You've got to wonder what the engineers were smoking when they came up with the formula for measuring tire size. They stuck not one but three systems in there. Decipher a P205/55R16 tire and you've got metric (it's 205 millimetres wide), a fraction (the sidewall is 55% of the tread) and Imperial (its diameter is 16 inches). Now there's genius at work. But I digress ...
I took this picture in Colorado last year, where I participated in a driving course to prove the superiority of winter tires in these conditions. (Note: they're winter tires, not snow tires, and they're vastly better than all-seasons even on dry pavement in winter temperatures. But that's a rant for another day.)
One thing I've never been able to figure out is why tire manufacturers have never been able to sell safety the way car manufacturers have done. The automakers have done an incredible job. They've got consumers demanding safety systems when they haven't a clue how they work. Years ago I taught a series of "how your car works" clinics, and without fail, whenever I got to ABS and ESC and airbags, I'd get blank stares from people who'd willingly paid extra (they were all options back then) to get them on their vehicles. That goes to show you the power of that marketing.
But tires? Show me an average car owner who doesn't buy tires primarily on price, and when he does, it's a grudge purchase because his old ones are worn out.

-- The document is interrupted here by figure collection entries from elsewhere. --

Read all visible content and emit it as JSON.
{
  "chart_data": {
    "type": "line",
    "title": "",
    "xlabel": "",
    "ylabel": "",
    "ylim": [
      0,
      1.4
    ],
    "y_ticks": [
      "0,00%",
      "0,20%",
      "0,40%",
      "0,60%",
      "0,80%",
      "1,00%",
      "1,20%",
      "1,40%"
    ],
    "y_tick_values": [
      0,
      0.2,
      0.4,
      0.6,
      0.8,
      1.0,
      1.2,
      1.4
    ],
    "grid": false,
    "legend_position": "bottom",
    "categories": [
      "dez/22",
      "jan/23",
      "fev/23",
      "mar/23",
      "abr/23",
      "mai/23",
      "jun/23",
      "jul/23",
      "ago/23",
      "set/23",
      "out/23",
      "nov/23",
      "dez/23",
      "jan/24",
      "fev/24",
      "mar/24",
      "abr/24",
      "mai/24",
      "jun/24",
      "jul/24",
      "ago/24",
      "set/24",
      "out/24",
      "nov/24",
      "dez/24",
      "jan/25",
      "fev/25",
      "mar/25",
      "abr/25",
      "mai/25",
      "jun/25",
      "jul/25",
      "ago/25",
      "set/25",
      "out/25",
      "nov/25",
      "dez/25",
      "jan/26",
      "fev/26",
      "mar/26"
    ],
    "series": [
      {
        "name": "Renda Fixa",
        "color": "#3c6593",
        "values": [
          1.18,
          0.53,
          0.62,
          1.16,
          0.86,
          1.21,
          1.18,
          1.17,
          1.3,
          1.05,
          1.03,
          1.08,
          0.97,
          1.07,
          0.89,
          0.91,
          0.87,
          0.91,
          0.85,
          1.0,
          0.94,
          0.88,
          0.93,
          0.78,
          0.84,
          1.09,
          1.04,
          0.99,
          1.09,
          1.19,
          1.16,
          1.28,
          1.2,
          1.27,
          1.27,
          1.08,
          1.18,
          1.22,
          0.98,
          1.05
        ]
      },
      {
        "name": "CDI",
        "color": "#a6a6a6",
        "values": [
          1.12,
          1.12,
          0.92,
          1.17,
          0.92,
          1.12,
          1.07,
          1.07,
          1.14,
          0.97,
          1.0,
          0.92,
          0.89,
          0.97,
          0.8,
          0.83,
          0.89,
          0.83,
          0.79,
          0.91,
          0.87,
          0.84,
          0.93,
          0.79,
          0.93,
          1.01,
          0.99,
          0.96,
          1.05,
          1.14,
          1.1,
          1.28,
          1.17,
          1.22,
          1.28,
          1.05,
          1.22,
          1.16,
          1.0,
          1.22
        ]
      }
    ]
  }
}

Here's a fact: the only things keeping your vehicle on the road are four rubber contact patches that add up to an area roughly the size of a sheet of typing paper. There isn't a safety feature on your car, from anti-lock brakes to airbags, that isn't there for the purpose of trying to get your butt out of the fire after your tires have lost their grip on the asphalt.
And yet the essential importance of having good-quality, season-specific, well-maintained tires as the very cornerstone of vehicle safety has bypassed almost every motorist on the road.
I just don't get it. Maybe it's the advertising -- save for a couple of ultimately ineffective ads, like the baby riding in a tire, the whole this is where safety starts message doesn't seem to be there. Maybe tires have been around so long that there's no way you can make them new and exciting, the way the fancy auto technology can be. All I know is that when I see a newer Volvo wearing bald tires in the winter, as I did a couple of days ago, the message just isn't getting across. And as long as it doesn't, we're going to be left with cars that have to try to do what their tires simply couldn't.